The FDA has charged 21 small retail stores with selling unauthorized disposable vapes, and will seek to punish them with the maximum fines allowed by law. Most of the businesses are convenience stores and gas stations.
The stores are charged with selling Esco Bar disposables, which have not been authorized for sale by the FDA. The agency says all 21 stores were previously warned for selling unauthorized products and will now face escalating consequences.
The agency is seeking the largest civil money penalties (CMPs) allowed by law for a single violation. The Food, Drug, & Cosmetic Act (of which the Tobacco Control Act is a part) provides for a maximum CMP of $20,678 for each violation relating to tobacco products.
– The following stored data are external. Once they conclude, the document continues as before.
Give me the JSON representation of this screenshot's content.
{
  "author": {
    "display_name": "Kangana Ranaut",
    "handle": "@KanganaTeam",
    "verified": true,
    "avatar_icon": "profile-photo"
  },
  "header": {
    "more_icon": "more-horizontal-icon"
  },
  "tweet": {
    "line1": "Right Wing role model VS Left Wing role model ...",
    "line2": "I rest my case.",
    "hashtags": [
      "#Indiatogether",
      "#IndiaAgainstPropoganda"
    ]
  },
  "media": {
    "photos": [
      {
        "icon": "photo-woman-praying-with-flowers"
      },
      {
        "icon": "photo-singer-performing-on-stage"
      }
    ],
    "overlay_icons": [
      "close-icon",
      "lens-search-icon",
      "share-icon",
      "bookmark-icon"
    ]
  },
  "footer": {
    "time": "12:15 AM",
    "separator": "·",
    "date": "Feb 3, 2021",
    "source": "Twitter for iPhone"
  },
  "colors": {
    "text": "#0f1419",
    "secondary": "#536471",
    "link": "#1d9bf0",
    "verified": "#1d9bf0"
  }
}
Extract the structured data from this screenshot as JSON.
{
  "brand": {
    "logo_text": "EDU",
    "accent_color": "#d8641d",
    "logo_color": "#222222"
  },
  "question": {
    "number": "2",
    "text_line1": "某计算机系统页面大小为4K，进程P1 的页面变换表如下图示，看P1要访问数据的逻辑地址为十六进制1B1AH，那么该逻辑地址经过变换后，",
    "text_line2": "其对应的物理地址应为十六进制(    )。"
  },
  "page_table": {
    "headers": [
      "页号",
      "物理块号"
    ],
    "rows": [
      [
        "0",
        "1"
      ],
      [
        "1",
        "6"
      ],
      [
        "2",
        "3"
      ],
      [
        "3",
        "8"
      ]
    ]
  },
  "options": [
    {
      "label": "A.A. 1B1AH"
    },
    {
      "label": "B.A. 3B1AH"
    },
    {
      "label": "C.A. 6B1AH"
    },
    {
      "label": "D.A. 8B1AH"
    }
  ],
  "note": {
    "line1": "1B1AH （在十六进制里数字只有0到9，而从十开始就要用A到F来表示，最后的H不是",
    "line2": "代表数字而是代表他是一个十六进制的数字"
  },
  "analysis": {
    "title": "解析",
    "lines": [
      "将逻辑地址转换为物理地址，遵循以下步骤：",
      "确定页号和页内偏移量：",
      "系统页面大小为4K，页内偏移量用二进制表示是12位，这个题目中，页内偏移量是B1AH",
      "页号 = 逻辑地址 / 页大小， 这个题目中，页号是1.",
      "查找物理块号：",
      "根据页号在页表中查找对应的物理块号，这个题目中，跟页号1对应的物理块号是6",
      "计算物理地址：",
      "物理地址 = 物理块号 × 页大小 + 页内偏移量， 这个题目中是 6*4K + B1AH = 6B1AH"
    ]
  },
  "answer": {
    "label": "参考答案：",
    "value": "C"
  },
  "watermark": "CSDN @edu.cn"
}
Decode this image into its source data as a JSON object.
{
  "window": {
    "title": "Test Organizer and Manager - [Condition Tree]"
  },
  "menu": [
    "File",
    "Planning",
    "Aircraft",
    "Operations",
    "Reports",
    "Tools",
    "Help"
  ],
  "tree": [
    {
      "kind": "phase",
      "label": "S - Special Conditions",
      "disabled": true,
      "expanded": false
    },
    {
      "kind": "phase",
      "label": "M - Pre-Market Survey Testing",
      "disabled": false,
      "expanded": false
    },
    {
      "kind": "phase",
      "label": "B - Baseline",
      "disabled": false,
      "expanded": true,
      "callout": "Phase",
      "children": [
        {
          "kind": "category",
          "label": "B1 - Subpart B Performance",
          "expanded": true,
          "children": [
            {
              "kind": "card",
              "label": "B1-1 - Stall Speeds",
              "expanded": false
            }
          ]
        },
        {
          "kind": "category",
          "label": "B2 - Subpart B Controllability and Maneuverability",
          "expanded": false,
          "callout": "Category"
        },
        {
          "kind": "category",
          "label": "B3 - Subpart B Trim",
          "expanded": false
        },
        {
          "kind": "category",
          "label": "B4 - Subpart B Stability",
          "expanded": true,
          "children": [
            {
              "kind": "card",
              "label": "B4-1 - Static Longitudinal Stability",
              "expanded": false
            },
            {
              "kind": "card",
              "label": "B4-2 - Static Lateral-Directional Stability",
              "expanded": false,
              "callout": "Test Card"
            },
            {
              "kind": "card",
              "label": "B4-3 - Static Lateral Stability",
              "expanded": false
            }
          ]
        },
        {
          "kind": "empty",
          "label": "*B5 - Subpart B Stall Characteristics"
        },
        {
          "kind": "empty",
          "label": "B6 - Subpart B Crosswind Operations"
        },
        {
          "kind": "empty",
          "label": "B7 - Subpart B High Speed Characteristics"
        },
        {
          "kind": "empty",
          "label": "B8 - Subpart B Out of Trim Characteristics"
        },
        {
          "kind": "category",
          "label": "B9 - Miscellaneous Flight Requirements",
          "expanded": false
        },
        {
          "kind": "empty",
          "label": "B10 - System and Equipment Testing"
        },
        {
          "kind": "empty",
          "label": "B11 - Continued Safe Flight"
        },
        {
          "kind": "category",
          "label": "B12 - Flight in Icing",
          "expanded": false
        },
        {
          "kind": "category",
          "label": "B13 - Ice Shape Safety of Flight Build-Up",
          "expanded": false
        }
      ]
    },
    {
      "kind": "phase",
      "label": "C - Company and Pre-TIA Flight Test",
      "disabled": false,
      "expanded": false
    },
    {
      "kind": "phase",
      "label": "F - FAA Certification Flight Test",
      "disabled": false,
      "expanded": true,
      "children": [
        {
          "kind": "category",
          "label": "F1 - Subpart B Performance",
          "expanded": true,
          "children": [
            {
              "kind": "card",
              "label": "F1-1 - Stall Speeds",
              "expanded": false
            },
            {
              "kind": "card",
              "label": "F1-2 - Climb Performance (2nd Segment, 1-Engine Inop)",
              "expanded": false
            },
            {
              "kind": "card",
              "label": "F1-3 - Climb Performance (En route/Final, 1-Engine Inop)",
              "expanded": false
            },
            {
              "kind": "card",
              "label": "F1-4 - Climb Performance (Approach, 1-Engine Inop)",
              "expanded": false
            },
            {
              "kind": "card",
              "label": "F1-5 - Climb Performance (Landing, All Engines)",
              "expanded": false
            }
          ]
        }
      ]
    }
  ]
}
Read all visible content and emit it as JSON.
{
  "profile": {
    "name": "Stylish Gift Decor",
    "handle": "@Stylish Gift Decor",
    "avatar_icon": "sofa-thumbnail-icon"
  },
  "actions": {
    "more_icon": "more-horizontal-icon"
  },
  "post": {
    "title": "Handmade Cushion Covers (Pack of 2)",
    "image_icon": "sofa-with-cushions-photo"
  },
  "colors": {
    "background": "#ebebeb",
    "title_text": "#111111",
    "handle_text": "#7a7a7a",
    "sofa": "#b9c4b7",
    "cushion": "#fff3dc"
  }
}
“These retailers were duly warned of what could happen if they continued selling these unauthorized e-cigarettes,” said FDA Center for Tobacco Products Director Brian King in a press release. “They should have acted responsibly to correct the violations, but they chose not to do so and now must face the consequences of that decision. FDA won’t sit back and tolerate inaction to comply with the law.”
Esco Bar retailers and distributors have been targeted multiple times with FDA warning letters. Last May, the agency ordered its import inspectors to detain shipments of Esco Bar arriving at U.S. ports. A week later, the manufacturer of Esco Bar vapes was ordered to remove the products from the U.S. market.
Businesses continue to distribute and sell products like Esco Bar disposables—despite concerns over FDA punishment—for a simple reason: customers want them. An estimated 10-15 million Americans use nicotine vapor products, and just a tiny percentage use the handful of low-powered, tobacco-flavored vapes authorized by the FDA.
If the stores cited today had sold combustible cigarettes to their adult customers, they would have faced no FDA penalties.